Methods: 1004 pts (ITT population) were enrolled in this phase 3, multicenter, randomized, double-blind study that evaluated 2 different SQ tabalumab doses (120 mg every 4 wks [120/Q4W] or 90 mg every 2 wks [90/Q2W]) vs. placebo over 24 wks. At wk 0, pts received an SQ loading dose that was 2 times the planned treatment dose (ie, 240 mg, 180 mg, or placebo). Eligible pts included those with or without background DMARDs having a Patient’s Global Assessment of Disease Activity ≥20/100 mm. Prespecified efficacy analyses were based on a subset of pts (n=849) with ≥5/68 tender and ≥5/66 swollen joints at baseline; the primary endpoint was ACR20 at 24 wks in this subset.

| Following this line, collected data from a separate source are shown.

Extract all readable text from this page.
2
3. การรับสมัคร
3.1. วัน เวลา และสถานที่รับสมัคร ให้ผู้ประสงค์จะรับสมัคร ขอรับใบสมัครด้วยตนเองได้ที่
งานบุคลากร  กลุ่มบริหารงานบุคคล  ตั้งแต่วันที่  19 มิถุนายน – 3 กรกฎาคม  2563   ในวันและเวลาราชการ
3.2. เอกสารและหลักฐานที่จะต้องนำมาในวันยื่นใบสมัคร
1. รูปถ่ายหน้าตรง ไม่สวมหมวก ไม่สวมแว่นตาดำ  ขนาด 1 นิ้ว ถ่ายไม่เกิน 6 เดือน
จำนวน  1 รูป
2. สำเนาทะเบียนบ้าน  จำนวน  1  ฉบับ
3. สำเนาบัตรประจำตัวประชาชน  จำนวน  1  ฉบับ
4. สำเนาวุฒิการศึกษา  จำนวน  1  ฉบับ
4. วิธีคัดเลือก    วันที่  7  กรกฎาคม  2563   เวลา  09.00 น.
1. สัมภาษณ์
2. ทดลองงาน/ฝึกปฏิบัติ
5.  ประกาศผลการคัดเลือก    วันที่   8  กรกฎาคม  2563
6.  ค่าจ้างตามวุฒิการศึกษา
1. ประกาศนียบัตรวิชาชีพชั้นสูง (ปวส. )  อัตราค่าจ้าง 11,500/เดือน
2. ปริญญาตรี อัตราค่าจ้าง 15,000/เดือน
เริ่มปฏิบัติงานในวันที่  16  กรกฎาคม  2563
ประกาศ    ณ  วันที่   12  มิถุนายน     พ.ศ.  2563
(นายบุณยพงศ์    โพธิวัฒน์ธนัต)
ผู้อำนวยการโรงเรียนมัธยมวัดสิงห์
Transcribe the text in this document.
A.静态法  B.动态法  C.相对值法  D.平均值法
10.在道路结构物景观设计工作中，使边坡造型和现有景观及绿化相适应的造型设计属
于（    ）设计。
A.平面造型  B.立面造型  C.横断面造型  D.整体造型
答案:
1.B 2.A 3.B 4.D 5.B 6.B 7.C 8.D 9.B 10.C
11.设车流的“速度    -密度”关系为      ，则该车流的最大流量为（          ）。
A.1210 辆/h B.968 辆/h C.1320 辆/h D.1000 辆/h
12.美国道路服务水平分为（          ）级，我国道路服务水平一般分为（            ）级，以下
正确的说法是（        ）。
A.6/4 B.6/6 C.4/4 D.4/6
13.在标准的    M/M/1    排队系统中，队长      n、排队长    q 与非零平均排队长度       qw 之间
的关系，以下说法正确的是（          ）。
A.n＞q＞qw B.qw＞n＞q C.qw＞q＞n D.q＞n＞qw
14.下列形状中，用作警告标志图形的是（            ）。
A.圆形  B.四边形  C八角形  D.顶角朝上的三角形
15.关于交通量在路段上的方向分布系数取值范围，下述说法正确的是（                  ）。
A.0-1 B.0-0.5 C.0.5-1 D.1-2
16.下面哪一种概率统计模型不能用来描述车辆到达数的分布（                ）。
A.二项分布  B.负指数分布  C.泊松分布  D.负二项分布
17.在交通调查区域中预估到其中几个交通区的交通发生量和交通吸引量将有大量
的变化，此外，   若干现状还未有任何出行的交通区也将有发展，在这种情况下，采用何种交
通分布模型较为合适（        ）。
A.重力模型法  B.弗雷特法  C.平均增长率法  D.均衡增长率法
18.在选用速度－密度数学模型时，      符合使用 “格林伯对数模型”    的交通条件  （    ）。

Results:  At baseline, the ITT population comprised mostly women (79%) who were seropositive (77%) with a mean age of 51 yrs, RA diagnosis of 6 yrs, and mean DAS28-CRP of 5.3±1.2; these baseline characteristics were similar to that of the efficacy population. For the efficacy population at wk 24, no significant differences in the percentage of pts who achieved ACR20 (NRI; range: 32%-34%) and ACR50 (NRI; range: 12%-13%), and no differences in mean DAS28-CRP (mLOCF; 4.6±1.5 to 4.7±1.5), mean HAQ-DI (mLOCF; range: 1.2±0.7 to 1.3±0.7), or percent with moderate/good EULAR28 response (mLOCF; range: 47%-50%) were observed. Efficacy results were similar between the efficacy and ITT populations. Discontinuation rates due to an AE were similar across all groups (range: 2%-4%) as were incidences of TEAEs (range: 58%-64%) and SAEs (range: 2%-4%). For the 120/Q4W, 90/Q2W, and placebo groups, incidences of events of interest were infection (23%, 26%, and 22%, respectively), injection-site reaction (6%, 10%, and 3%, respectively), and allergy/hypersensitivity reaction (2%, 5%, and 5%, respectively). Major adverse cardiovascular events were reported in two 120/Q4W pts and one 90/Q2W pt. Three deaths occurred (two 120/Q4W pts and one 90/Q2W pt). Changes in CD3-CD20+ B cells seen in the 120/Q4W and 90/Q2W groups were generally consistent with prior phase 2 results. Over the 24-wk treatment period, decreases in IgM, IgA, and IgG were also observed in both tabalumab groups vs. placebo (Table).

Conclusion: Tabalumab administration had biologic activity demonstrated by changes in B cells and immunoglobulins, but no significant changes in CRP were observed. Despite showing improvements in efficacy measures with intravenous and SQ treatment in three phase 2 trials, no clear clinical benefit and no new, unexpected safety findings were observed for the tabalumab doses evaluated in this larger phase 3 study. Post-hoc analyses to help understand the disparity in responses between phase 2 and phase 3 are planned.